Entre 26 a 27 de junho, a seção de romances adultos da Amazon nos Estados Unidos foi surpreendida por uma inundação de peças geradas por inteligência artificial. Além disso, a lista de mais vendidos logo se viu preenchida com dezenas desses títulos.

A Amazon reagiu retirando alguns desses títulos do ranking. No entanto, segundo o Motherboard, a seção de tecnologia da VICE, eles continuaram disponíveis para compra.

O cenário difere para os livros e e-books brasileiros catalogados pelo Núcleo, já que nenhum deles figura entre os mais vendidos em suas respectivas categorias em português.

Em resposta ao Motherboard, um porta-voz da Amazon afirmou que a empresa mantém diretrizes claras de conteúdo, as quais regem quais livros podem ser listados para venda.

O porta-voz também afirmou que a empresa investiga prontamente qualquer preocupação levantada e “investe consideravelmente” em recursos para garantir uma experiência de compra confiável, protegendo tanto clientes quanto autores de potenciais abusos.

Amazon tenta reagir

Até o momento, a Amazon não compartilhou diretrizes específicas sobre como abordará essa questão e como orientará os consumidores. A incerteza permanece sobre se os livros criados com IA continuarão ou não na plataforma, tanto na Amazon quanto em outras plataformas de comércio.

Em resposta ao questionamento do Núcleo, a Amazon Brasil comunicou que, no que se refere ao uso da plataforma de publicação Kindle Direct Publishing, “todos os livros na Amazon.com.br devem seguir nossas diretrizes de conteúdo, incluindo a conformidade com os direitos de propriedade intelectual e todas as outras leis aplicáveis”.
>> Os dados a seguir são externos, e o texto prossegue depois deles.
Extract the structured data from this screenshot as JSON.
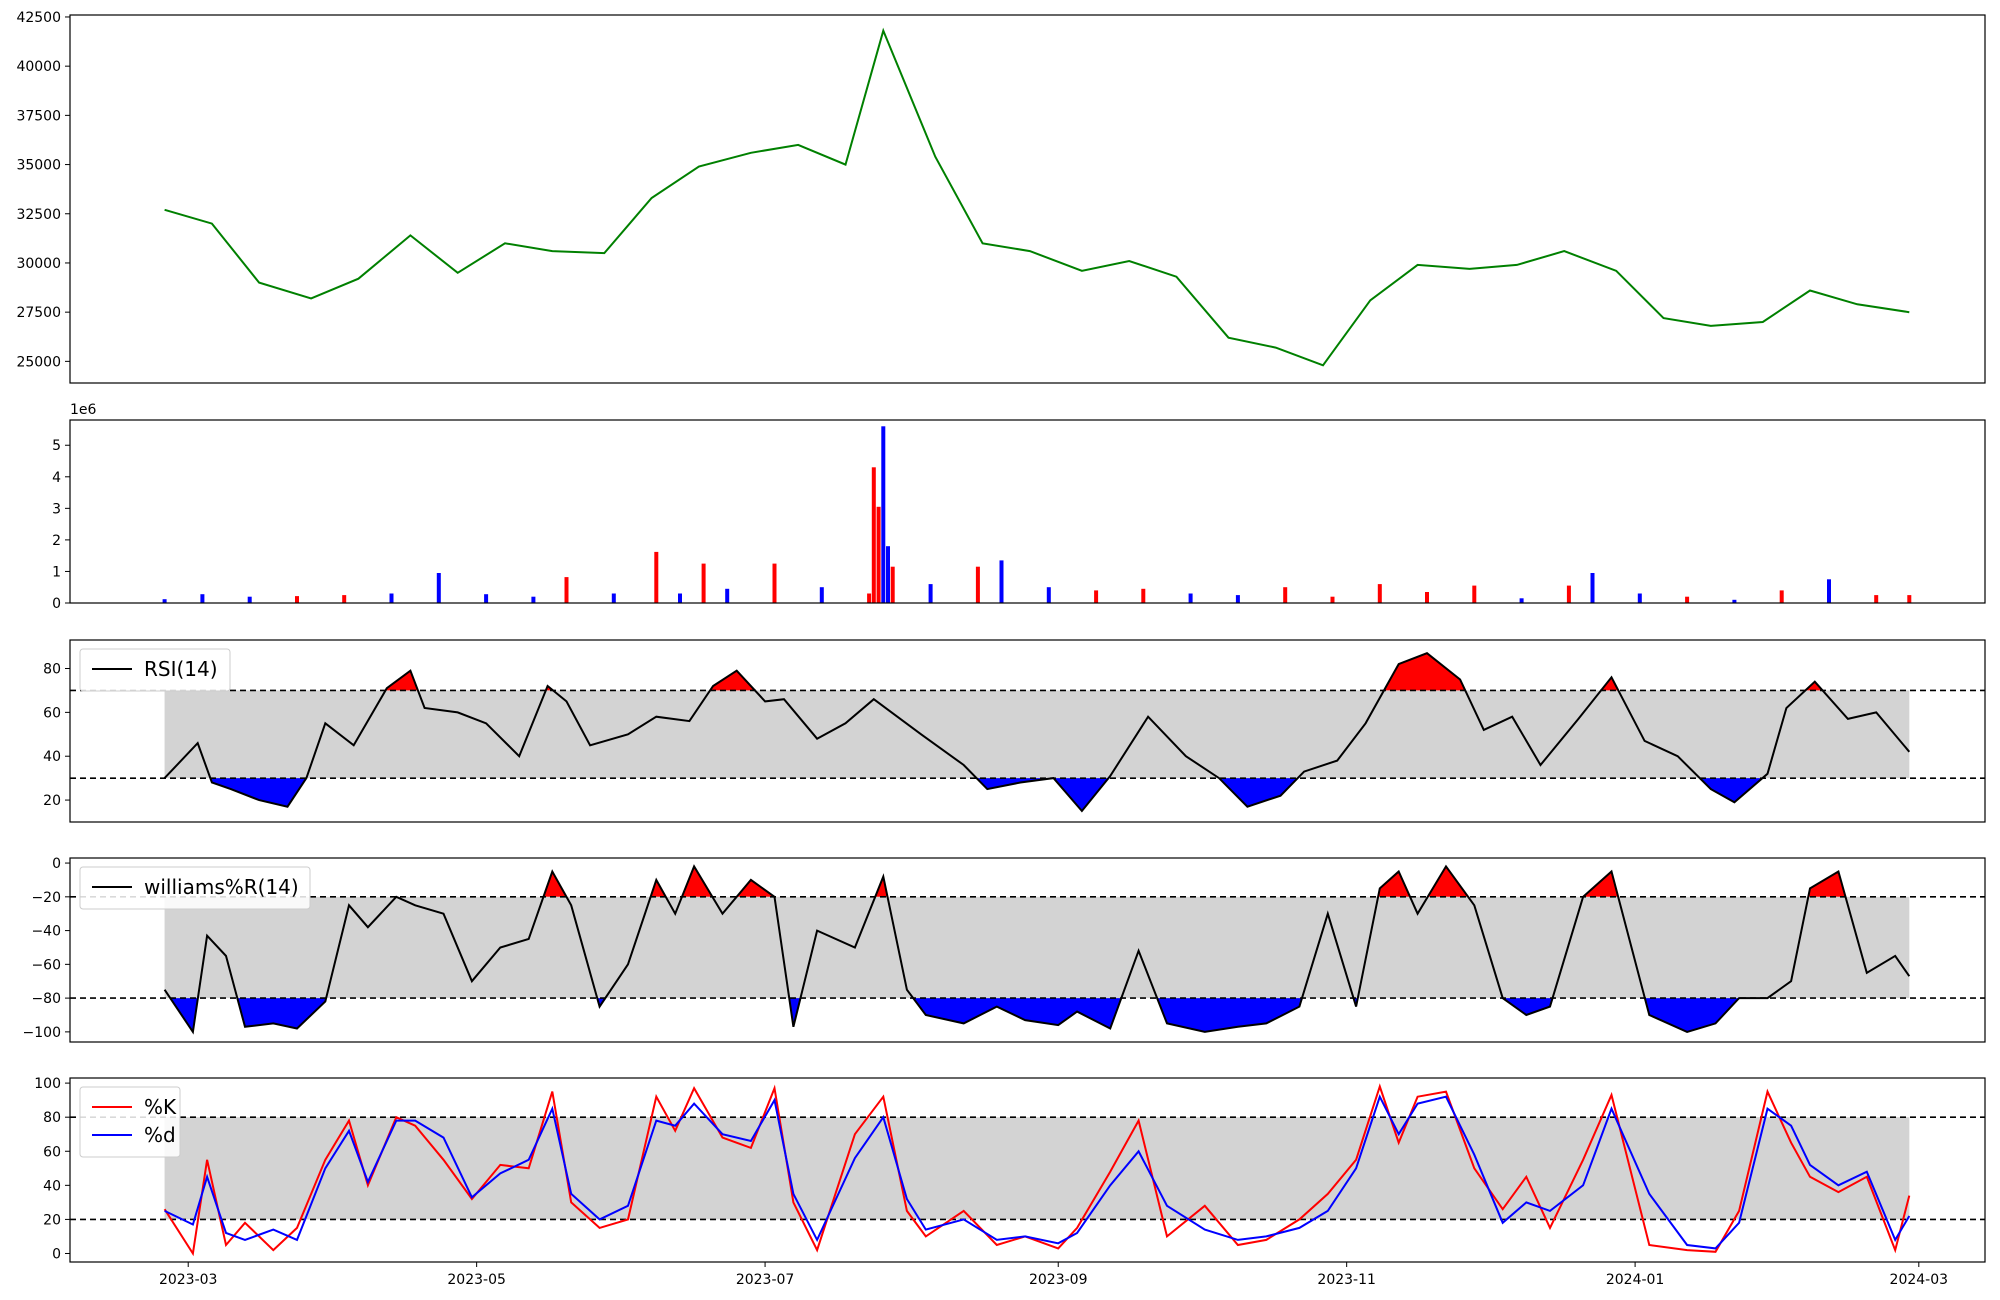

Isso levanta dúvidas sobre se os livros criados por meio de IA serão mantidos ou retirados da plataforma da Amazon, bem como de outras plataformas de comércio eletrônico. A incerteza também persiste quanto ao grau em que os autores e criadores de conteúdo devem comunicar de forma clara aos possíveis compradores que sua obra foi gerada usando essa tecnologia.

Em relação a processos de denúncia, carecem informações sobre como os usuários podem formalizar queixas. Para os consumidores que adquirirem tais livros, a política de reembolso permanece sem esclarecimentos.